How Much Is Enough? is an American game show that aired on Game Show Network from January 8, 2008 to March 28, 2008. The show was hosted by Corbin Bernsen with four contestants competing with a "money clock" to avoid being the "greediest" contestant.

Despite high expectations among production staff, with one member calling it a potentially "network-defining" show that would "quickly become an audience favorite,” the series did not meet those expectations and was canceled after its first season.

==Gameplay==
The general objective of the game is to avoid being the greediest contestant. For each money clock played, a dollar figure is shown that rapidly increases or decreases. Contestants hold lock-out buzzers behind their backs and secretly lock-in at a point when they believe the money clock is high enough to be valuable to them, but low enough not to be the "greediest" contestant, or the contestant who locks-in at the highest value. For each of the five money clocks (ranging from $1,000 to $5,000), the greediest contestant banks nothing for the just-played money clock. For the $5,000 clock, the most cautious (lowest value) contestant and the greediest bank nothing. The other contestants for each clock bank the value they locked in. The $1,000, $3,000, and $5,000 clocks count upward from $0 to that amount, while the $2,000 and $4,000 clocks count down to $0.
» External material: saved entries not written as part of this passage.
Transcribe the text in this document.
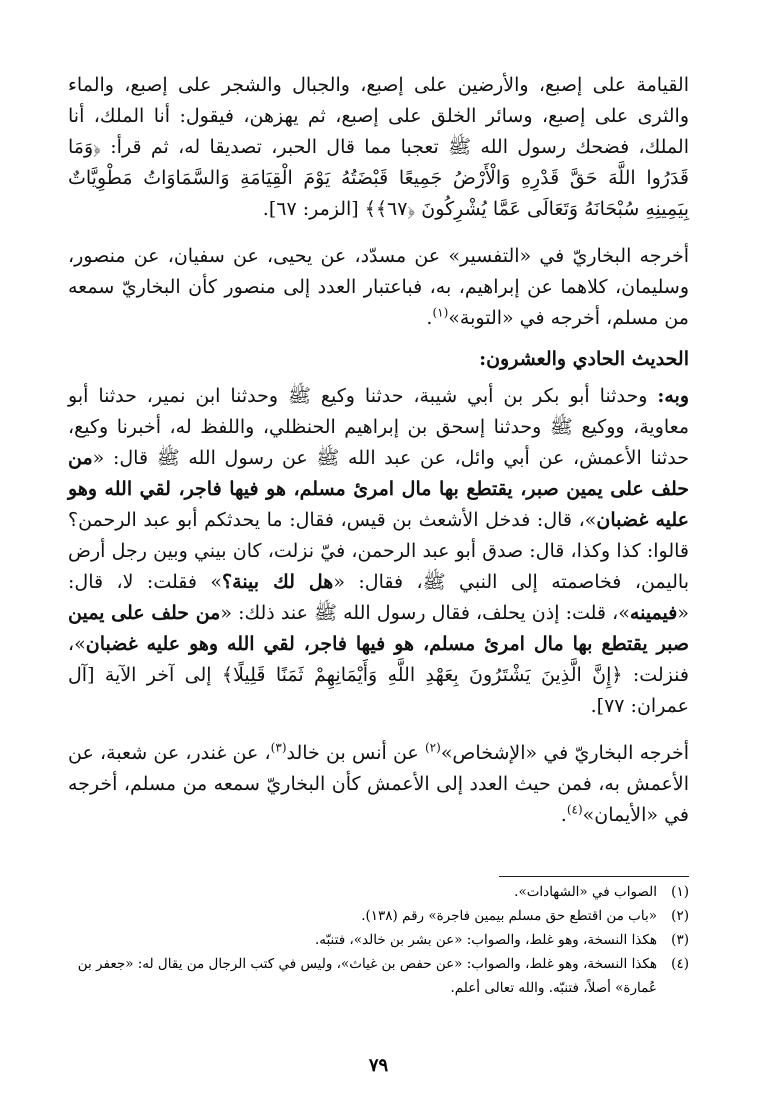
القيامة على إصبع، والأرضين على إصبع، والجبال والشجر على إصبع، والماء والثرى على إصبع، وسائر الخلق على إصبع، ثم يهزهن، فيقول: أنا الملك، أنا الملك، فضحك رسول الله ﷺ تعجبا مما قال الحبر، تصديقا له، ثم قرأ: ﴿وَمَا قَدَرُوا اللَّهَ حَقَّ قَدْرِهِ وَالْأَرْضُ جَمِيعًا قَبْضَتُهُ يَوْمَ الْقِيَامَةِ وَالسَّمَاوَاتُ مَطْوِيَّاتٌ بِيَمِينِهِ سُبْحَانَهُ وَتَعَالَى عَمَّا يُشْرِكُونَ ﴿٦٧﴾﴾ [الزمر: ٦٧].

أخرجه البخاريّ في «التفسير» عن مسدّد، عن يحيى، عن سفيان، عن منصور، وسليمان، كلاهما عن إبراهيم، به، فباعتبار العدد إلى منصور كأن البخاريّ سمعه من مسلم، أخرجه في «التوبة»$^{(١)}$.

الحديث الحادي والعشرون:

وبه: وحدثنا أبو بكر بن أبي شيبة، حدثنا وكيع ﷺ وحدثنا ابن نمير، حدثنا أبو معاوية، ووكيع ﷺ وحدثنا إسحق بن إبراهيم الحنظلي، واللفظ له، أخبرنا وكيع، حدثنا الأعمش، عن أبي وائل، عن عبد الله ﷺ عن رسول الله ﷺ قال: «من حلف على يمين صبر، يقتطع بها مال امرئ مسلم، هو فيها فاجر، لقي الله وهو عليه غضبان»، قال: فدخل الأشعث بن قيس، فقال: ما يحدثكم أبو عبد الرحمن؟ قالوا: كذا وكذا، قال: صدق أبو عبد الرحمن، فيّ نزلت، كان بيني وبين رجل أرض باليمن، فخاصمته إلى النبي ﷺ، فقال: «هل لك بينة؟» فقلت: لا، قال: «فيمينه»، قلت: إذن يحلف، فقال رسول الله ﷺ عند ذلك: «من حلف على يمين صبر يقتطع بها مال امرئ مسلم، هو فيها فاجر، لقي الله وهو عليه غضبان»، فنزلت: ﴿إِنَّ الَّذِينَ يَشْتَرُونَ بِعَهْدِ اللَّهِ وَأَيْمَانِهِمْ ثَمَنًا قَلِيلًا﴾ إلى آخر الآية [آل عمران: ٧٧].

أخرجه البخاريّ في «الإشخاص»$^{(٢)}$ عن أنس بن خالد$^{(٣)}$، عن غندر، عن شعبة، عن الأعمش به، فمن حيث العدد إلى الأعمش كأن البخاريّ سمعه من مسلم، أخرجه في «الأيمان»$^{(٤)}$.

(١)
الصواب في «الشهادات».
(٢)
«باب من اقتطع حق مسلم بيمين فاجرة» رقم (١٣٨).
(٣)
هكذا النسخة، وهو غلط، والصواب: «عن بشر بن خالد»، فتنبّه.
(٤)
هكذا النسخة، وهو غلط، والصواب: «عن حفص بن غياث»، وليس في كتب الرجال من يقال له: «جعفر بن عُمارة» أصلاً، فتنبّه. والله تعالى أعلم.
٧٩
After five money clocks, the two contestants with the most money banked go to the final face-off. The contestants' scores are added together and become the top value for the final money clock. The clock counts up from $0, and the first contestant to lock-in wins the value shown on the clock. The other contestant earns nothing. The maximum prize a contestant could win in theory is $30,000.

==Production==
GSN announced the series on November 27, 2007, with actor Corbin Bernsen hosting the show. Bernsen expressed excitement in anticipation of hosting the series, saying, "I have always been a big fan of game shows and I have been tuning into GSN for years. I am excited to be part of the network and this great new show How Much Is Enough?." Jamie Roberts, GSN's Senior Vice President of Programming, had high expectations for Bernsen and the series as a whole, stating, "Corbin brings the game to life with his unique charm and charisma. Combining the show's inherent drama with such a great host, we know it will quickly become an audience favorite." Roberts also added: "It was so different and fresh, and we knew we wanted to get involved with it. The format is clean, simple and very straightforward, but it has surprising layers, and it takes real strategy to play it. This is going to be a network-defining show." Paul Telegdy, Executive Vice President of Content and Production for BBC Worldwide America, was equally optimistic: "This is a tremendously engaging concept. It conjures up such a heightened atmosphere of tension and anticipation recognized to be a crucial element of today’s massively popular game shows."

The series premiered on January 8, 2008. An online mini game based on the show was released earlier that week. Airing in the 9:00 p.m. time slot. On March 28, 2008, GSN aired the series' final episode.